Le Cri des Gardes est tout, sauf un film ordinaire. Un parfum de férocité maladive et suggestive irrigue souterrainement une intrigue (un scénario signé par la réalisatrice avec Suzanne Lindon et Andrew Litvack) laissant délibérément dans l’ombre le passé des personnages, hormis quelques petites bribes dessinant des pistes ténues de compréhension. Suinte une ambiance de fin du monde, de désespoir, d’ivresse, de champagne et de feux d’artifices absurdes, de solitudes s’agrippant les unes aux autres sans parvenir à vraiment communiquer.

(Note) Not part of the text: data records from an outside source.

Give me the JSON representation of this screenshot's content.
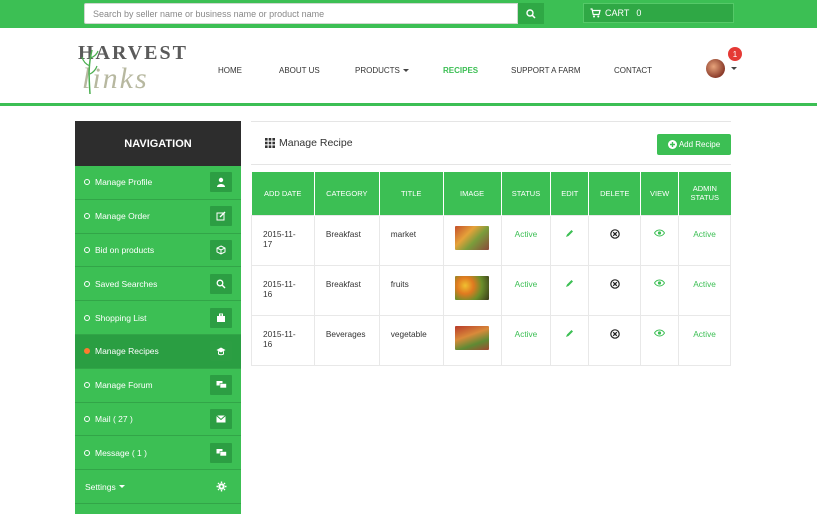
{
  "search": {
    "placeholder": "Search by seller name or business name or product name"
  },
  "cart": {
    "label": "CART",
    "count": "0"
  },
  "logo": {
    "top": "HARVEST",
    "bottom": "links"
  },
  "nav": [
    {
      "label": "HOME"
    },
    {
      "label": "ABOUT US"
    },
    {
      "label": "PRODUCTS"
    },
    {
      "label": "RECIPES"
    },
    {
      "label": "SUPPORT A FARM"
    },
    {
      "label": "CONTACT"
    }
  ],
  "user": {
    "notifications": "1"
  },
  "sidebar": {
    "title": "NAVIGATION",
    "items": [
      {
        "label": "Manage Profile",
        "icon": "user-icon"
      },
      {
        "label": "Manage Order",
        "icon": "edit-icon"
      },
      {
        "label": "Bid on products",
        "icon": "package-icon"
      },
      {
        "label": "Saved Searches",
        "icon": "search-icon"
      },
      {
        "label": "Shopping List",
        "icon": "briefcase-icon"
      },
      {
        "label": "Manage Recipes",
        "icon": "chef-hat-icon"
      },
      {
        "label": "Manage Forum",
        "icon": "chat-icon"
      },
      {
        "label": "Mail ( 27 )",
        "icon": "envelope-icon"
      },
      {
        "label": "Message ( 1 )",
        "icon": "chat-icon"
      },
      {
        "label": "Settings",
        "icon": "gear-icon"
      }
    ]
  },
  "page": {
    "title": "Manage Recipe",
    "add_label": "Add Recipe"
  },
  "table": {
    "headers": [
      "ADD DATE",
      "CATEGORY",
      "TITLE",
      "IMAGE",
      "STATUS",
      "EDIT",
      "DELETE",
      "VIEW",
      "ADMIN",
      "STATUS"
    ],
    "rows": [
      {
        "date_1": "2015-11-",
        "date_2": "17",
        "category": "Breakfast",
        "title": "market",
        "status": "Active",
        "admin_status": "Active"
      },
      {
        "date_1": "2015-11-",
        "date_2": "16",
        "category": "Breakfast",
        "title": "fruits",
        "status": "Active",
        "admin_status": "Active"
      },
      {
        "date_1": "2015-11-",
        "date_2": "16",
        "category": "Beverages",
        "title": "vegetable",
        "status": "Active",
        "admin_status": "Active"
      }
    ]
  },
  "colors": {
    "brand_green": "#3cbf54",
    "dark_header": "#2d2d2d",
    "active_dot": "#ff7a2e",
    "badge_red": "#e53935"
  }
}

Tout le poids métaphorique meurtrier de la colonisation économique (exploitation, abus, déresponsabilisation, culpabilisation) dans un monde accaparé par les hommes (sous l’œil d’un unique personnage féminin) pèse à dessein sur le film, le rendant relativement malaisant, mais extrêmement fidèle à son sombre propos cryptique sous ses allures spasmodiques. Amplifié par la photographie très organique d’Éric Gautier et par des interprètes habités comme des fantômes, ce retour de la cinéaste en Afrique (37 ans après son premier long, Chocolat) se révèle une immersion sans concession dans un sombre et orageux microcosme karmique. Mais Claire Denis est aussi douée de double vue. En effet, parfois, le langage inconnu qui effraye masque un code pour initiés et les cicatrices sont en réalité des marques de protection. Avis donc aux amateurs d’énigmes : Le Cri des Gardes les attend.

Le Cri des Gardes a été produit par Vixens et coproduit par Curiosa Films, Saint Laurent Productions, Arte France Cinéma et la société sénégalaise Astou Production. Goodfellas pilote les ventes internationales.